Explanations about limitations of conventional bioburden testing

While most pharmaceutical manufacturers have adopted new, Automated methods in their manufacturing processes, many are slow to embrace cutting-edge practices and equipment for microbial excellent control. In regards to microbiological testing, the century-old manual technique remains the standard, and many firms are spending countless hours of highly skilled labour on repetitive tasks. Luckily, rapid microbiological methods are fast gaining popularity among producers and regulators alike. Regulations have changed to make the migration to RMM simpler than previously. These changes, and the additional benefits of labor savings, reduced OOS investigations make it advantageous to move away from the standard method. Here are just five of frequent and impactful limitations of this manual technique.

Time Required

The conventional method requires time for germs to grow and Multiply to be seen by the human eye. After the colonies are visible, ever plate has to be counted and recorded. Highly valuable trained microbiologist time is wasted assessing countless dishes many of which may not have any contamination. Together with the Growing Directs System reduces the total evaluation time by roughly 50%. Since the machine reads the plates daily, it may detect contamination beginning in hours. Moreover, the system automatically manages the countless dishes reading, recording and reporting results automatically, saving precious microbiologist time.
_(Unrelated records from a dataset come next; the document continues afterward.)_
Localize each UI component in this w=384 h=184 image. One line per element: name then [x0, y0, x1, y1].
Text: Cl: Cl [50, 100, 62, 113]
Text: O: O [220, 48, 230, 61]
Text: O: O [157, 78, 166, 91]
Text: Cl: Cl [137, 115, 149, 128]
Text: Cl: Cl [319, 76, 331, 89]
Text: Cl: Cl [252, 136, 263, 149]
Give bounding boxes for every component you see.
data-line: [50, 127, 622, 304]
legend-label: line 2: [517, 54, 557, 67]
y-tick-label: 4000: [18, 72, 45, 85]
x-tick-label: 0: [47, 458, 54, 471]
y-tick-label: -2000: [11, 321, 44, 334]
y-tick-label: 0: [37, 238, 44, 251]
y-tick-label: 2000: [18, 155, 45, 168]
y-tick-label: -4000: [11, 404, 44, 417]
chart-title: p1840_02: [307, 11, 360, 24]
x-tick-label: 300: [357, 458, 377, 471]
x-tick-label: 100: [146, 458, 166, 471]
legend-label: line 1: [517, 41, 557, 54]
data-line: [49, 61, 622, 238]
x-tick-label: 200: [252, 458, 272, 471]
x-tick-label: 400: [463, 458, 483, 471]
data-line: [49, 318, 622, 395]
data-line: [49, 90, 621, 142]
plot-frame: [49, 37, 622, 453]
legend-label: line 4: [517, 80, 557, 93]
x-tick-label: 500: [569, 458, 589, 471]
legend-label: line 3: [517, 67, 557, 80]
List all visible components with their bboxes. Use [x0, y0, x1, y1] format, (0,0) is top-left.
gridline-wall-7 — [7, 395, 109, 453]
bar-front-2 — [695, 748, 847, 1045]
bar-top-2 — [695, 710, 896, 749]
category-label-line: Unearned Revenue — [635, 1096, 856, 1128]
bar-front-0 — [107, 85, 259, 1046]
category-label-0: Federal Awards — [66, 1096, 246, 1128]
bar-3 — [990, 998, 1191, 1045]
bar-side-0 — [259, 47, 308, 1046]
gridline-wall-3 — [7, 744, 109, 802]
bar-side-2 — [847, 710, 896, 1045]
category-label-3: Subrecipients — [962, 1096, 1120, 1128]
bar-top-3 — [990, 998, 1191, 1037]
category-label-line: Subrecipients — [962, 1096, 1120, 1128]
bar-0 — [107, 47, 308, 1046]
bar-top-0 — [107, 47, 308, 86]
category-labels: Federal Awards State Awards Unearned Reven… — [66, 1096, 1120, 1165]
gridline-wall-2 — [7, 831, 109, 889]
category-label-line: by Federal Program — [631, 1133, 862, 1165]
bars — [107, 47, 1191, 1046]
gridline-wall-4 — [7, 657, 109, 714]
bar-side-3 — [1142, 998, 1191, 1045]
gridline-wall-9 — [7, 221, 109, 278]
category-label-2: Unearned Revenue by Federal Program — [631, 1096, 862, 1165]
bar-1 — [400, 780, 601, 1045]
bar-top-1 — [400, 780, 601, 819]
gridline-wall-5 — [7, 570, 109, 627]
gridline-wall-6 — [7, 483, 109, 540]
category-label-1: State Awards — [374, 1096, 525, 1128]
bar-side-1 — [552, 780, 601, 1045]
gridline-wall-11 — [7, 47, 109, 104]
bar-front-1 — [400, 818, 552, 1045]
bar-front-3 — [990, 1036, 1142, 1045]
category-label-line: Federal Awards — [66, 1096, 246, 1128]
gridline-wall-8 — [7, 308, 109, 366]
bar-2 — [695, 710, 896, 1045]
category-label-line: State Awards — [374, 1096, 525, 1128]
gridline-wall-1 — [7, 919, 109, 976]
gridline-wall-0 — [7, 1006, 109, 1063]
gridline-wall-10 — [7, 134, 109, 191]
Testing Accuracy is crucial in the insecure, highly regulated pharmaceutical industry, and guide colony counting allows for a wonderful amount of human error. Colonies must grow to millions of cells before they can be detected by the naked eye, as well as the most well-trained and expert technicians can miscount.

When dealing with stringent specifications for acceptable levels of bioburden testing, this degree of inaccuracy can easily result in both unnecessary OOS investigations and undetected contamination. Some tests need serial incubation, where samples are Transferred from 1 incubator to another at a different temperature at a particular time. RMM technologies like The Development Directs System automate this procedure. The manual method requires additional human intervention, while whenever a tech transfers a sample, there is potential for an error, which might cause an out-of-specification event. Even When technicians perform their guide counts perfectly, there is a chance for error when they record the counts on paper or in their LIMS. Whether they have exhibited growth or not, each sample has to be accounted for, and technicians may make mistakes when dealing with hundreds of samples.